The Itala, after falling through a bridge
The epic event was not originally intended to be a race, but a demonstration of the potential of the automobile. It was set off by the French newspaper Le Matin, which proclaimed in January 1907 that a man with a car could do anything and go anywhere. ‘Is there anyone who will undertake to travel this summer from Beijing to Paris by automobile?’ The idea attracted great public interest and forty entrants, but in the end only five teams shipped cars to Beijing. The cars were an Itala driven by Prince Scipione Borghese of Italy, a Dutch Spyker driven by an unknown named Charles Goddard, a three-wheeler Cyclecar piloted by Lily Pons’ father and two French De Dions. Rival tyre companies sponsored the competitors, Pirelli backing Borghese, Michelin behind Goddard and Dunlop backing the De Dions.
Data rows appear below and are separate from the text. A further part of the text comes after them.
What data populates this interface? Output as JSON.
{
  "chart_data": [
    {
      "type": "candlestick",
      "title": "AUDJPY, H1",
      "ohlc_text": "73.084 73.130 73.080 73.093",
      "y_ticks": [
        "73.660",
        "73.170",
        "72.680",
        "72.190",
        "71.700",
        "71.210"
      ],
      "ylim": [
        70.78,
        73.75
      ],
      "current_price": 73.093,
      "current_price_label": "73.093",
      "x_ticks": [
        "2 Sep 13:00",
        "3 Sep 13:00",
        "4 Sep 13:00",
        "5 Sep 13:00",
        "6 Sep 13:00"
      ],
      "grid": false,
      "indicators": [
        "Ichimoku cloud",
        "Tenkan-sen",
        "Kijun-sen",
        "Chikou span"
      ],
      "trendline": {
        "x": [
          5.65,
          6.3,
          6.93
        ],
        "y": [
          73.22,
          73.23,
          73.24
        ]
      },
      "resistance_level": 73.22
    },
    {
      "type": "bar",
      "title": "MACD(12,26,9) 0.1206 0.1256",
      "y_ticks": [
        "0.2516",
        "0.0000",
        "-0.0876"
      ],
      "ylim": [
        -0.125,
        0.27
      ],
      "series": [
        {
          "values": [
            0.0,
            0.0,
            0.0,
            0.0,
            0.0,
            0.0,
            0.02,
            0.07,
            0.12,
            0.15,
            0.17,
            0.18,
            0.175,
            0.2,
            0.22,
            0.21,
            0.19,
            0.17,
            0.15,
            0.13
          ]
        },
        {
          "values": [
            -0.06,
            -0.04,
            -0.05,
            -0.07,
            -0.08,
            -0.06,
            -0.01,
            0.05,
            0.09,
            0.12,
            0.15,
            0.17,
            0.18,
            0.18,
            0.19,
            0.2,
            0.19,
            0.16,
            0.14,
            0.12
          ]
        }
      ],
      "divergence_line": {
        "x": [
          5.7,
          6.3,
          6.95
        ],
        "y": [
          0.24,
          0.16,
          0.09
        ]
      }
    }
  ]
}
The official who started the race in Beijing returned to Paris by sea and arrived there before the contestants did. Prince Borghese was driving a machine stripped down to the lightest possible bodywork with a seven-litre Itala engine installed in it. Charles Goddard, who had not even learned to drive before his imagination was fired by the event, had to borrow his car for the race and pay his way to China by playing the piano to the first-class passengers on the ship. The route led from Beijing through deserts, mountain passes and steppes to Outer Mongolia and Ulan Bator, past Lake Baikal to Moscow and then across Russia, Poland, Germany and Belgium to Paris. Prince Borghese, who was well ahead, made a detour to St Petersburg for a party. There were often no roads, no petrol stations and no one who had ever seen a motor car before. Camels and mules were sent ahead to establish petrol depots and each driver was accompanied by a journalist, who filed a report whenever they passed a telegraph station.

The Cyclecar came to grief in the Gobi Desert and the Itala at one point fell through the planks of a bridge into a ravine, though the engine did not miss a beat. At another stage Prince Borghese had to get a wooden wheel made by a local blacksmith. He arrived at the finishing line in Paris at 4.30pm on August 10th to a huge ovation and a dinner was given in his honour, attended by the Italian chargé d’affaires and prominent automobile industry figures. Charles Goddard came second in the Spyker and the others nowhere.